El plan
El plan
Todo estaba saliendo como previsto: había intentado coger la gripe (buscando cualquier excusa en el trabajo para ir a consultar tonterías con compañeros griposos) y la había cogido, aunque mejor sería decir que la muy cabrona me había cogido a mí y bien cogido. No había una sola parte de mi cuerpo que no se resintiera de los 39º C de fiebre que me tenían atados a la cama como Gulliver en el país de los liliputienses. Pero yo, feliz. Estábamos a veinticuatro de diciembre y no tendría que ingeniármelas para escaquearme de la tradicional cena de nochebuena, sentado, como cada año, entre mi cuñada la hippie y mi tía Gertrudis y su estola de visones; esta última pidiéndonos silencio a gritos para poder oír la retransmisión del discurso navideño de nuestro monarca.
Desde la mañana y desde mi cama pude oír las quejas de mi mujer sobre «este hombre» —o sea yo— que siempre tenía que ponerse malo cuando más se le necesitaba, y sobre el carnicero que no le había dado «de lo que él sabe». Sí, entre mi mujer y su carnicero existía y sigue existiendo una extraña relación.
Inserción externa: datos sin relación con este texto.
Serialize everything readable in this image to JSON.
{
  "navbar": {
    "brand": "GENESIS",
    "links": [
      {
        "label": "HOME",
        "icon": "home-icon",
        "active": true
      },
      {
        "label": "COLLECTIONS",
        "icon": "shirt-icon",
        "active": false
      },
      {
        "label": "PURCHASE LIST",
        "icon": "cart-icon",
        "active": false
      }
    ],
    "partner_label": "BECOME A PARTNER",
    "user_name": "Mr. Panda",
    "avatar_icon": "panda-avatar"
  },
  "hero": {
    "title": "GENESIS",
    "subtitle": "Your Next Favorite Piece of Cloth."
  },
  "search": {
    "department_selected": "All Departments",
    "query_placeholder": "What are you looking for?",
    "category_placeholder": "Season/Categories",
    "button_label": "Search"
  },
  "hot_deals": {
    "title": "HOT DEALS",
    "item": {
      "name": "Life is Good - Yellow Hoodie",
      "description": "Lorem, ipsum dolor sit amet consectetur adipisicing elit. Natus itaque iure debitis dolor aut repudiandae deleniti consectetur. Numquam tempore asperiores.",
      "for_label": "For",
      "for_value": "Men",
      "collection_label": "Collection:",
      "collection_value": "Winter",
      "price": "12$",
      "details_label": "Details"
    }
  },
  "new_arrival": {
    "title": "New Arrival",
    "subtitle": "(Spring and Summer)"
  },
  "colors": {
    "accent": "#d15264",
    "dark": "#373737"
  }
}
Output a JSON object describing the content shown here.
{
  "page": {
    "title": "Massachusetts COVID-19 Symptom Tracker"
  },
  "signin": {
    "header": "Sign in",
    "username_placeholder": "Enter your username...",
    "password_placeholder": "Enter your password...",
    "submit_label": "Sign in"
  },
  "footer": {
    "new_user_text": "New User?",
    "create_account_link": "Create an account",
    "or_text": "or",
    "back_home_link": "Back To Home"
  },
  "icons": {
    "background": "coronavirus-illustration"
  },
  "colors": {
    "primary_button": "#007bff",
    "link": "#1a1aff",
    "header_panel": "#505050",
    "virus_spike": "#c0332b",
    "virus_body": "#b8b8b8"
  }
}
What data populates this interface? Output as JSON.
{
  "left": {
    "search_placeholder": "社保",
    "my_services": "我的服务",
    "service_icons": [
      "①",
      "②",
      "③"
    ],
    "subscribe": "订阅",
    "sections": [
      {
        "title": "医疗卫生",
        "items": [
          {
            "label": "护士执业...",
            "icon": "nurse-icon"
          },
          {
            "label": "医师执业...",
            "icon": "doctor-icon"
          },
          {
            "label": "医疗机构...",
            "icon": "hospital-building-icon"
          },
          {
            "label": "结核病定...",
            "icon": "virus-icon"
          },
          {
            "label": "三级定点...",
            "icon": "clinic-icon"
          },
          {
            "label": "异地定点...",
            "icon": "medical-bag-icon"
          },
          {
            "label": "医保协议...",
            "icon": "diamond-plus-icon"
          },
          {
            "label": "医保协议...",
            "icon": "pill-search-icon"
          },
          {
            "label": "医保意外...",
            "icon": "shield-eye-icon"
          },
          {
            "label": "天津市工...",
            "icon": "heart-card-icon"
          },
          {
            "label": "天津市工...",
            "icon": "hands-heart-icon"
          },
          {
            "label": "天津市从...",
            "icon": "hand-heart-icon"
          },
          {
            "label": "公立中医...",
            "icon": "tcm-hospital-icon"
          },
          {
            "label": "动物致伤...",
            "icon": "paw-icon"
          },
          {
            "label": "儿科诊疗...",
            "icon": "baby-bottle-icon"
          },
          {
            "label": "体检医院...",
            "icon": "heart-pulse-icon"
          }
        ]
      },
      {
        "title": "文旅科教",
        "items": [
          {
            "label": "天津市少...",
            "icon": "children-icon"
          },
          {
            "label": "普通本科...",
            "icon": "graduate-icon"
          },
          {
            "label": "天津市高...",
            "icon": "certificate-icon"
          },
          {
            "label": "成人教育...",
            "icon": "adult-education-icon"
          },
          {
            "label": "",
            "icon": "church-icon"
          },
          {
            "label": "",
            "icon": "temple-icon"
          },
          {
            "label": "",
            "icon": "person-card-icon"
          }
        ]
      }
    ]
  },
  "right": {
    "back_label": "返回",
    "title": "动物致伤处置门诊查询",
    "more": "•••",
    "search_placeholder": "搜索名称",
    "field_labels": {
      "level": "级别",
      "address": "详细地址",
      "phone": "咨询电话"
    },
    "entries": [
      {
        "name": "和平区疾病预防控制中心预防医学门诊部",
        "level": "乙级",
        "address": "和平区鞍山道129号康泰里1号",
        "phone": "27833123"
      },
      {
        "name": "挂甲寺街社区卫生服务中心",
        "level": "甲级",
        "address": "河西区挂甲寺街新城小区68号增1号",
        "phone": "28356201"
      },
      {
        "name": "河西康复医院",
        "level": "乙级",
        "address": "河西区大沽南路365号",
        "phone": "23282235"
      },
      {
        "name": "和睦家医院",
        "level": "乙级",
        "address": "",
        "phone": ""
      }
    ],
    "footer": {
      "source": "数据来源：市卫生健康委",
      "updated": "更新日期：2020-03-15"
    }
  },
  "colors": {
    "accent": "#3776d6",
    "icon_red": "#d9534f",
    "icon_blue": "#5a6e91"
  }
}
Las pocas veces en las que voy a por cuarto y mitad de filetes, mi mujer insiste en que no se me olvide recalcar que el pedido es para ella, Margarita de la Flor, y que me dé «de lo que él sabe». Si en un acto reflejo bajo la voz para repetir la frase aprendida de casa, el carnicero la suele volver a lanzar a pleno pulmón deleitándose en cada silaba.
—¡Y para usted lo más tierno y jugoso!... que sé yo muy bien lo que le gusta a su señora. (Y para mí que lo dice con segundas.)
Entre paracetamol y paracetamol entreabría los ojos y vislumbraba el bamboleo del pobre papá Noel de los vecinos de la casa de enfrente. Con el ceño fruncido y una pierna doblada sobre un trozo de escalera de mentira que no le conduciría a ninguna parte, aquel viejo reumático llevaba ya una semana a la intemperie. Pero aquella mañana del veinticuatro de diciembre había amanecido lluvioso, y su cuerda-escalera daba «fe del fuerte fiento que hafía defido de soflar» toda la noche. Tenía la cuerda alrededor del cuello. Se había suicidado o eso me pareció a mí en mitad del delirio febril.
Cuando a media tarde empezaron a llegar los invitados, recuerdo vagamente a mi mujer entrando en la habitación para pedirme que, por favor, dejase pasar a tía Gertrudis. Había llegado muy pronto, enredaba en la cocina e insistía en saludarme.
De 39ºC había pasado a 39,5ºC y no pude encontrar fuerza alguna para enfrentarme a una Margarita con humor de cardo borriquero.
Embutida en un vestido negro de lentejuelas y peinada con un moño navideño de veinte centímetros de alto, tía Gertrudis irrumpió en mi habitación envuelta en un halo luminoso —¿efecto de la fiebre?... quizás—, y tuve entonces la certeza de que el famoso espíritu navideño del que tanto se hablaba existía de verdad y que se había reencarnado en tía Gertrudis.
De pie y lo más alejados de la cama posible por eso de los «viruses» que no suelen mostrase considerados con nadie, aquel espíritu y su moño se plantaron junto a la ventana, de cara hacia la calle. Luego empezaron a despotricar sobre la vida en general y los hombres en particular —o sea yo de nuevo—, que si éramos unos quejicas, que si hubiésemos parido ya sabríamos lo que sí es sufrir de verdad y... y en aquel preciso momento, un golpe de viento algo más fuerte que los demás hizo que el papá Noel de los vecinos de enfrente resucitase, se liberase de toda atadura y viniese a estrellarse contra la ventana del dormitorio. El formidable abrazo pilló a tía Gertrudis tan de sorpresa, que echó para atrás la cabeza y su moño y perdió el equilibro.
Los gritos del espíritu navideño se debieron de oír hasta Belén, y cuando conseguí incorporarme para ver qué era aquel bulto que de repente me cortaba el riego de cintura para bajo, me encontré con el moño de tía Gertrudis cosquilleándome los morros.
—Tía Gertrudis se ha debido de romper el tobillo, hemos llamado al 112, vendrán enseguida, pero de momento se quedará acostada a tu lado, sé amable, no te muevas mucho, yo tengo que atender a los demás invitados.
Todo eso me estaba diciendo mi mujer y todo eso intentaba yo procesar cuando me pareció ver entrar a mi cuñada. Había sido previsora y venía colocada de casa. Se rió al vernos y nos pidió que le hiciéramos un sitito en la cama para un selfi, que con lo mono que éramos se haría viral en unas horas. ¿Luego?... Tengo entendido que luego caí en un atormentado sueño, tumbado entre mi cuñada y tía Gertrudis.